CIO —
Between 2002 and 2005, the Department of Homeland Security spent $75 million to track several companies’ cargo containers coming into the seaports of Seattle/Tacoma, Los Angeles/Long Beach, and New York/New Jersey. The project, called Operation Safe Commerce, used GPS technology and radio frequency identification to monitor cargo from a handful of major importers (including Sara Lee and Motorola) as it made its way from overseas factories to its final destination in the United States.
The goal of Operation Safe Commerce was to identify weak links in the global supply chain. A report summarizing its findings was due more than a year ago, in February 2005. To date, for a variety of reasons, no report has been released. But sources close to the project have told CIO that Operation Safe Commerce revealed that companies actually know very little about what goes on in their supply chains.
Among common unsafe practices identified by these sources were: truckers dropping off containers without ever encountering terminal security, containers left in unsecured areas, and containers bypassing a port that’s considered safe (even if scheduled to pass through that port) and traveling instead through a country that poses a greater threat—without either the company or U.S. Customs and Border Protection being informed.
According to Steve Schellenberg, a senior consultant at the trade advisement company IMS Worldwide who worked on Operation Safe Commerce for the port of Seattle, the project "showed us that there needs to be a quantum leap in the information we possess about the supply chain."

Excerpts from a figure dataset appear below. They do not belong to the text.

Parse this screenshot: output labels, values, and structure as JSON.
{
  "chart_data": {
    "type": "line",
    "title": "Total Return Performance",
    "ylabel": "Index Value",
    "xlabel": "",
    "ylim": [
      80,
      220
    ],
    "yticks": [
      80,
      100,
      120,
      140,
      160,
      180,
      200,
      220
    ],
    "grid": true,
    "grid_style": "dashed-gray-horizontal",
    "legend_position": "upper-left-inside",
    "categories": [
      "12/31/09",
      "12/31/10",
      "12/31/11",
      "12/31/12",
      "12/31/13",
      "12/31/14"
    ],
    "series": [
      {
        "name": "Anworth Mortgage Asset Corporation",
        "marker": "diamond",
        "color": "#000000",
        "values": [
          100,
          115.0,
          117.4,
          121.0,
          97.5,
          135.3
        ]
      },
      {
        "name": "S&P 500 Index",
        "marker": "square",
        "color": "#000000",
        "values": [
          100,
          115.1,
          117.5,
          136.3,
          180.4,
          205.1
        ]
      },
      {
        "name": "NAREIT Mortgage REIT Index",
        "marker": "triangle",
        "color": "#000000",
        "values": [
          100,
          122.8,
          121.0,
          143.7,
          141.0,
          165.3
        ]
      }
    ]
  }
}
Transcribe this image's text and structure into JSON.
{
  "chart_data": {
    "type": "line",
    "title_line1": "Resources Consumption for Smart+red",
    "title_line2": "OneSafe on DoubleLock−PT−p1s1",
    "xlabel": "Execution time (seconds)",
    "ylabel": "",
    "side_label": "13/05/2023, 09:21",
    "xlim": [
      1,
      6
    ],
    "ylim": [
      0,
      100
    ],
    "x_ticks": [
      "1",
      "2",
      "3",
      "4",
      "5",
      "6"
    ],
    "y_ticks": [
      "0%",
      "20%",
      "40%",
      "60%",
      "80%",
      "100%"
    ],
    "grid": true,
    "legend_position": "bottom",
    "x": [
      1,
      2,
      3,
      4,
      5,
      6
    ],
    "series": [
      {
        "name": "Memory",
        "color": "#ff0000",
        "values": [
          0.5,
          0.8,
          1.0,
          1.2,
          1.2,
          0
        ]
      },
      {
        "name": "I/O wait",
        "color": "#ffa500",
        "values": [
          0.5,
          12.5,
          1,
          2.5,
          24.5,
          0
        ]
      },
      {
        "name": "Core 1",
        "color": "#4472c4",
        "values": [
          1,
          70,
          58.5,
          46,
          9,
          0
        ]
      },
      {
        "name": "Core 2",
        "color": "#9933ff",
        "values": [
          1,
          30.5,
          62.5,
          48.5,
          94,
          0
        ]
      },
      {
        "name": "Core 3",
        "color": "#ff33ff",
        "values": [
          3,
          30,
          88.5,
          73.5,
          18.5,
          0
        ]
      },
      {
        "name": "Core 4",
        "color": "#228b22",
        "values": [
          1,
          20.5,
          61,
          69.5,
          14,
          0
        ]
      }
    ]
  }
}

Companies will have to find a way to make that leap—possibly within the next year—because soon the government will make sharing this information a cost of doing business for every company that engages in international commerce.
The mechanism for the government’s initiative is already in place: the Customs-Trade Partnership Against Terrorism, or C-TPAT, which requires that companies take responsibility for the security of their supply chains. C-TPAT is currently voluntary, but program members say that the benefits of compliance—which include reduced wait time at borders and fewer inspections—will make participation an unavoidable cost of doing business.
"There’s really very little that Customs can do to speed things up," says Schellenberg. "But they can sure as heck slow you down."
Furthermore, members of the trade community believe that the government will eventually make C-TPAT participation mandatory, although a spokesman for Customs disputes that. CIOs need to begin preparing now, or they could find themselves facing a massive last-minute hurry-up, comparable to their Sarbanes-Oxley travails, if they don’t want to watch their company’s containers get held up at Customs while their competitors’ crates sail through.